Примерное направление нового окопа, который предстояло отрыть, было намечено заранее: он должен был соединить прежнюю передовую немцев с воронкой от мины Конгрива, где пока устроили склад боеприпасов. Грохот разрывающихся снарядов приветствовал их, когда они вышли осмотреть это место.
– Не завидую я вам, не слишком приятно будет тут работать, – сказал пехотный офицер. – Это, пожалуй, самое скверное место на высоте девяносто один. Боши бьют по этому участку день и ночь. Ваш полковник разругался из-за этого с самим бригадным, но наши ребята совсем валятся с ног, не могут они больше копать.
Дружно разорвались еще несколько снарядов – трах, трах-трах-трах.

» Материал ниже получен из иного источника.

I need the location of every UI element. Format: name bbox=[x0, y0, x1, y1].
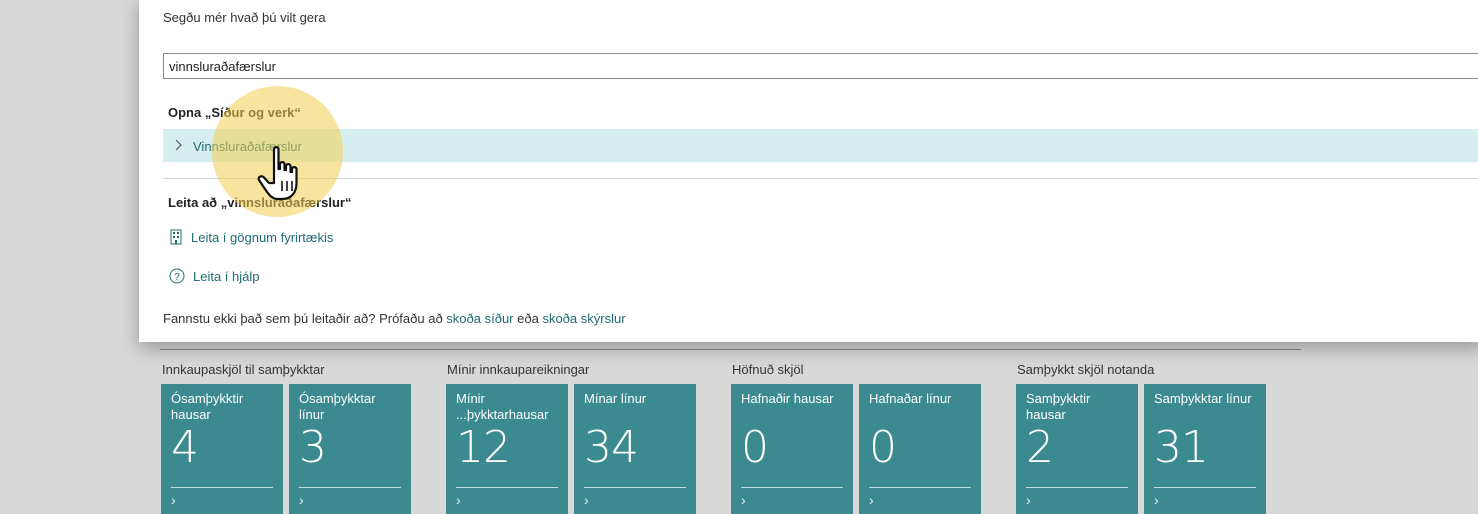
tile-my-lines[interactable]: Mínar línur 34 › bbox=[574, 384, 696, 514]
tile-divider bbox=[1026, 487, 1128, 488]
chevron-right-icon: › bbox=[869, 492, 874, 508]
section-heading-pages: Opna „Síður og verk“ bbox=[168, 105, 301, 120]
group-title: Mínir innkaupareikningar bbox=[447, 362, 590, 377]
tile-value: 2 bbox=[1026, 422, 1054, 473]
action-label: Leita í hjálp bbox=[193, 268, 260, 284]
tile-divider bbox=[869, 487, 971, 488]
tile-label: Samþykktar línur bbox=[1154, 391, 1252, 406]
tile-value: 3 bbox=[299, 422, 327, 473]
tile-label: Samþykktir hausar bbox=[1026, 391, 1091, 422]
browse-pages-link[interactable]: skoða síður bbox=[446, 311, 513, 326]
result-label: Vinnsluraðafærslur bbox=[193, 139, 302, 154]
tile-divider bbox=[171, 487, 273, 488]
tile-label: Hafnaðir hausar bbox=[741, 391, 834, 406]
tile-group-my-invoices: Mínir innkaupareikningar Mínir ...þykkta… bbox=[446, 362, 696, 514]
tile-value: 0 bbox=[869, 422, 897, 473]
result-row-job-queue-entries[interactable]: Vinnsluraðafærslur bbox=[163, 129, 1478, 162]
tile-label: Mínar línur bbox=[584, 391, 647, 406]
browse-reports-link[interactable]: skoða skýrslur bbox=[542, 311, 625, 326]
tile-group-user-approved: Samþykkt skjöl notanda Samþykktir hausar… bbox=[1016, 362, 1266, 514]
tile-approved-lines[interactable]: Samþykktar línur 31 › bbox=[1144, 384, 1266, 514]
search-help-link[interactable]: ? Leita í hjálp bbox=[169, 268, 260, 284]
tile-group-approval: Innkaupaskjöl til samþykktar Ósamþykktir… bbox=[161, 362, 411, 514]
tile-divider bbox=[456, 487, 558, 488]
tile-rejected-lines[interactable]: Hafnaðar línur 0 › bbox=[859, 384, 981, 514]
tile-value: 0 bbox=[741, 422, 769, 473]
search-company-data-link[interactable]: Leita í gögnum fyrirtækis bbox=[169, 229, 333, 245]
chevron-right-icon: › bbox=[741, 492, 746, 508]
dialog-prompt: Segðu mér hvað þú vilt gera bbox=[163, 10, 326, 25]
tile-value: 31 bbox=[1154, 422, 1209, 473]
tile-rejected-headers[interactable]: Hafnaðir hausar 0 › bbox=[731, 384, 853, 514]
building-icon bbox=[170, 229, 182, 245]
tile-divider bbox=[299, 487, 401, 488]
tile-label: Ósamþykktar línur bbox=[299, 391, 376, 422]
chevron-right-icon: › bbox=[299, 492, 304, 508]
chevron-right-icon: › bbox=[1154, 492, 1159, 508]
chevron-right-icon: › bbox=[1026, 492, 1031, 508]
tell-me-dialog: Segðu mér hvað þú vilt gera Opna „Síður … bbox=[139, 0, 1478, 342]
tile-approved-headers[interactable]: Samþykktir hausar 2 › bbox=[1016, 384, 1138, 514]
dashboard-divider bbox=[160, 349, 1301, 350]
tile-value: 12 bbox=[456, 422, 511, 473]
chevron-right-icon bbox=[175, 139, 182, 151]
search-input[interactable] bbox=[163, 53, 1478, 79]
group-title: Höfnuð skjöl bbox=[732, 362, 804, 377]
tile-value: 34 bbox=[584, 422, 639, 473]
chevron-right-icon: › bbox=[584, 492, 589, 508]
tile-label: Mínir ...þykktarhausar bbox=[456, 391, 549, 422]
tile-divider bbox=[741, 487, 843, 488]
action-label: Leita í gögnum fyrirtækis bbox=[191, 229, 334, 245]
svg-text:?: ? bbox=[174, 272, 180, 283]
chevron-right-icon: › bbox=[456, 492, 461, 508]
tile-label: Ósamþykktir hausar bbox=[171, 391, 244, 422]
tile-divider bbox=[1154, 487, 1256, 488]
dialog-footer: Fannstu ekki það sem þú leitaðir að? Pró… bbox=[163, 311, 626, 326]
help-question-icon: ? bbox=[169, 268, 185, 284]
section-divider bbox=[163, 178, 1478, 179]
chevron-right-icon: › bbox=[171, 492, 176, 508]
group-title: Samþykkt skjöl notanda bbox=[1017, 362, 1155, 377]
tile-value: 4 bbox=[171, 422, 199, 473]
footer-text: Fannstu ekki það sem þú leitaðir að? Pró… bbox=[163, 311, 443, 326]
footer-or: eða bbox=[517, 311, 539, 326]
tile-divider bbox=[584, 487, 686, 488]
tile-group-rejected: Höfnuð skjöl Hafnaðir hausar 0 › Hafnaða… bbox=[731, 362, 981, 514]
tile-unapproved-lines[interactable]: Ósamþykktar línur 3 › bbox=[289, 384, 411, 514]
tile-my-approval-headers[interactable]: Mínir ...þykktarhausar 12 › bbox=[446, 384, 568, 514]
tile-label: Hafnaðar línur bbox=[869, 391, 952, 406]
group-title: Innkaupaskjöl til samþykktar bbox=[162, 362, 325, 377]
tile-unapproved-headers[interactable]: Ósamþykktir hausar 4 › bbox=[161, 384, 283, 514]
section-heading-search: Leita að „vinnsluraðafærslur“ bbox=[168, 195, 352, 210]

Пополз едкий, вонючий серо-зеленый дым.
– Это будет называться «траншея Нерона», – прибавил офицер на прощанье. – Сами видите, от угля и шлака все черно, как на пожарище. Ну, до свиданья, счастливо! Да смотрите, берегитесь газа.
Работы в траншее Нерона оказались поистине пыткой. Немцы очень точно засекли это место и яростно обстреливали саперов. Стреляли частыми залпами, пять минут тишины были уже долгой передышкой. Эванс с Уинтерборном и Хьюм со своим вестовым без устали обходили саперов, которые тревожно, торопливо работали в темноте, спеша устроить себе хоть неглубокое укрытие. Когда снаряды рвались близко, люди падали наземь, съеживались в комок. При свете первого утра обнаружилось – вместо того чтобы отрывать, как положено, три ярда окопа, каждый попросту копал яму, в которую мог бы забраться сам. В иные ночи огонь был такой неистовый, что Эванс на время отводил людей в старые окопы. Среди саперов были раненые и убитые.

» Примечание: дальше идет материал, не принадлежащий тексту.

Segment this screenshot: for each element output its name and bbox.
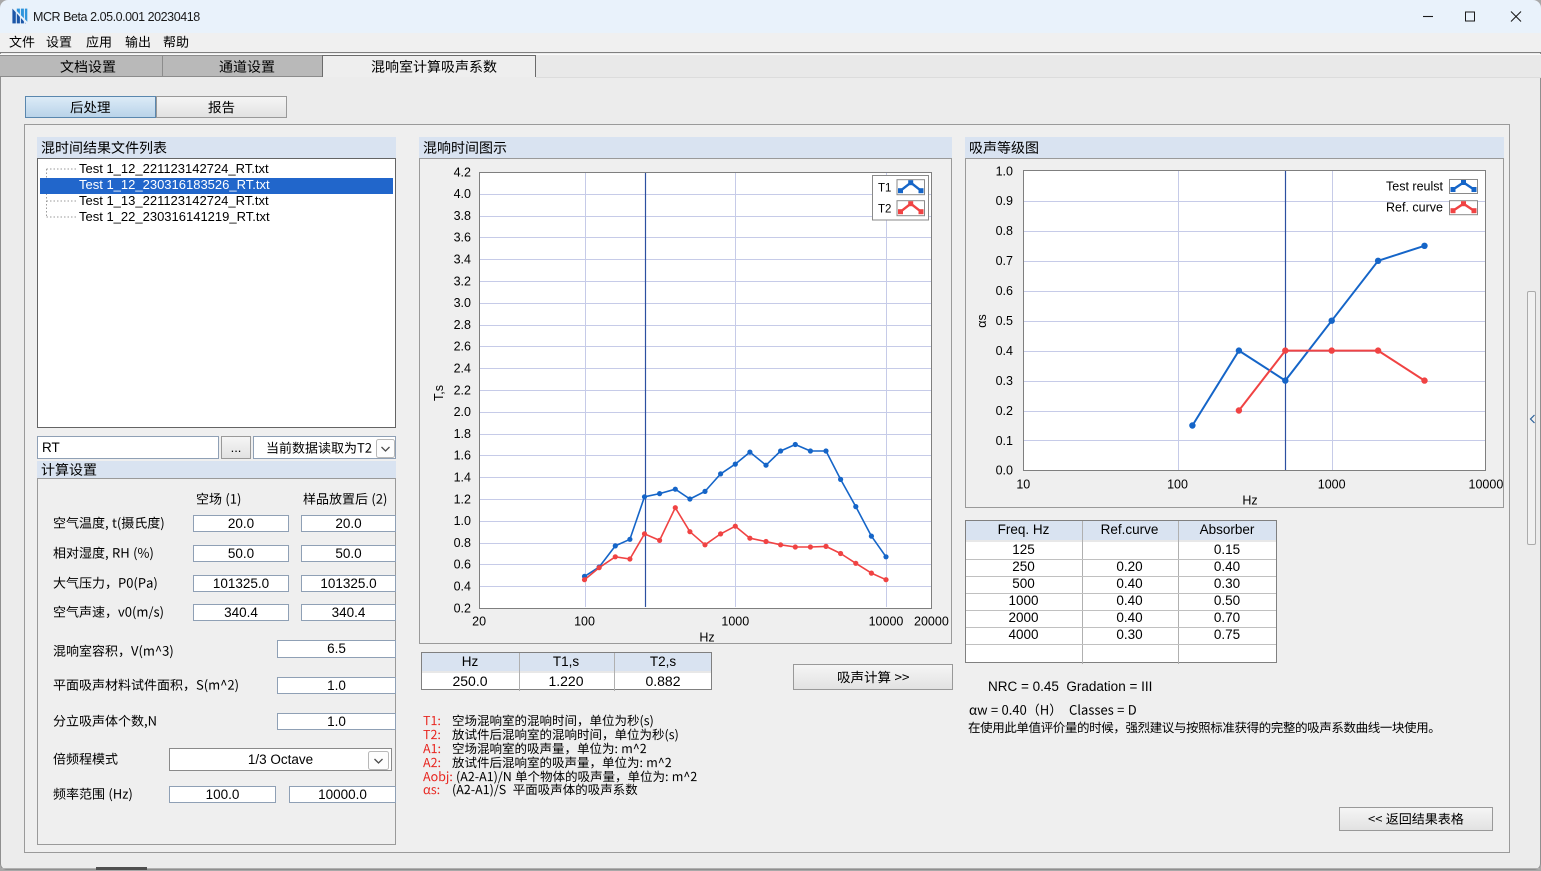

А потом немцы начали упорно, методически обстреливать разрушенные деревни близ английской передовой химическими снарядами. Это началось на вторую же ночь работ в траншее Нерона. С высоты 91 саперы заметили, что огонь противника усилился, и на обратном пути, когда проходили через М., снаряды непрерывно свистели над головой. Но, странное дело, разрывов не было слышно.
– Наверно, бьют по тылам, – сказал Эванс. – Может, теперь начальство призадумается и перестанет засыпать нас своими дурацкими бумажонками.

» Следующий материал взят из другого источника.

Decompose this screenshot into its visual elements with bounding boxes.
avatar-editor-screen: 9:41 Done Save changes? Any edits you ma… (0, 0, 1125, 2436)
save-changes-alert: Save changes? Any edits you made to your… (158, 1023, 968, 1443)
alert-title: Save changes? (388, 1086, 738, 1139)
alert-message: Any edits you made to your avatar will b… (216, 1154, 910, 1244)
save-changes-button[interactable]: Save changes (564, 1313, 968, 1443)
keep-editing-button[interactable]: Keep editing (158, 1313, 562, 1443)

Но, подходя к поселку, они по звуку поняли, что снаряды должны падать очень близко. Скоро они услышали и привычное взз… но за ним, вместо треска и грохота, следовало совсем непривычное глухое пфф…
– Не может быть, чтобы они все просто не разрывались, – сказал Уинтерборн.
Еще один снаряд упал совсем рядом, за бруствером, снова послышалось непонятное глухое шипенье. И тотчас в воздухе странно запахло – как будто свежескошенным сеном, только острее. Эванс и Уинтерборн принюхались и крикнули в один голос:
– Фосген! Газ!
Поспешно, неловкими руками саперы натянули маски и пошли дальше, спотыкаясь, почти ощупью. Эванс и Уинтерборн выбрались на дорогу и подошли к поселку. Химические снаряды градом сыпались на поселок, на их жилища – вззз, вззз, взз, взз, пфф-пфф-пфф-пфф. На мгновенье оба сняли маски – в воздухе стоял едкий запах фосгена.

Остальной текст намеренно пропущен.